Another point in the text in which Hardy’s ease in creating both mood and atmosphere is shown is in chapter six of the first Book. In this, two of the main characters Eustacia and Wildeve, begin to thread the story, as it is from this first encounter that disaster finally envelops all the characters. At this first meeting, Hardy works mostly on the atmosphere both of the place and between the characters. "Around her stretching the vast night atmosphere, whose incomplete darkness in comparison with the total darkness of the heath below it might have represented a venial beside a mortal sin". It is in this incomplete darkness that Eustacia waits for Wildeve, and it could be that Hardy is foretelling the end, this is the place where a venial sin may be seen to take place, and it leads to the tragic death of both characters, perhaps as a punishment. The whole of the chapter portrays Eustacia as being strong, her strength being used manipulatively at first; "the little slave went on feeding the fire. He seemed a mere automaton, galvanized into moving and speaking by the wayward Eustacia’s will". This strength is complimented by her self-confidence, further on in the chapter; "…the fire-light shone full upon her face and throat, said with a majestic smile, "have you ever seen anything better than that in your travels."" Eustacia has the confidence to realise that she is beautiful and can use this beauty to her advantage. However, her strength is finally no use to her, and it is what could be seen as the weakest character, Thomasin, that achieves happiness. She is the only character that ends the story well, as with the death of Wildeve she is free to leave a Marriage where she was greatly unhappy and marry the reddleman.

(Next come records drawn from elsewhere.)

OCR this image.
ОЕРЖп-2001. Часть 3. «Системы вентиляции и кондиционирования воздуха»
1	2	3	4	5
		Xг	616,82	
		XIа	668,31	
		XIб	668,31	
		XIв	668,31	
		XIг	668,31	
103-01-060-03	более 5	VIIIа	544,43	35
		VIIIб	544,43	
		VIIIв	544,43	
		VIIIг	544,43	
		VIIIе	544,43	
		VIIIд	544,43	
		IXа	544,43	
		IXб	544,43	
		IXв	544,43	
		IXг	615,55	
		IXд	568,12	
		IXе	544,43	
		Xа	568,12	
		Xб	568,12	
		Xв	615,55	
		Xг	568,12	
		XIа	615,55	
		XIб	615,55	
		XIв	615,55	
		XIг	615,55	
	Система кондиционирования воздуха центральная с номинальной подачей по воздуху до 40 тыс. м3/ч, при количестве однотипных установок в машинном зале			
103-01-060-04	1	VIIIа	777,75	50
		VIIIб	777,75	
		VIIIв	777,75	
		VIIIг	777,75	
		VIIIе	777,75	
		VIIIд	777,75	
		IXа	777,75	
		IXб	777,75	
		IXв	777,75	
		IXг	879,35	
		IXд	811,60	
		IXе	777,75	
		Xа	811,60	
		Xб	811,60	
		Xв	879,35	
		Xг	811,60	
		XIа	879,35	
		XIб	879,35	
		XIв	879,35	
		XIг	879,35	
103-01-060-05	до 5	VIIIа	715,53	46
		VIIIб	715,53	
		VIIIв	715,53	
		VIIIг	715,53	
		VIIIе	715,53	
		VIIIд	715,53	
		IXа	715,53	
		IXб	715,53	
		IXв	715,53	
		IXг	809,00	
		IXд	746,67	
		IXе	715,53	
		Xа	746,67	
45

Hardy shows, throughout "The return of The Native", that he is successful in drawing up images inside the readers mind. He creates mood and atmosphere easily with a varied use of description and contradicting images. He gives the reader a sense of place, by which it seems that although they are there, and know what is going to happen, there is no way they can help the characters. The reader is left close enough to feel most of the action, yet are powerless to intervene. This shows Hardy to be very successful in creating mood, atmosphere and a sense of place.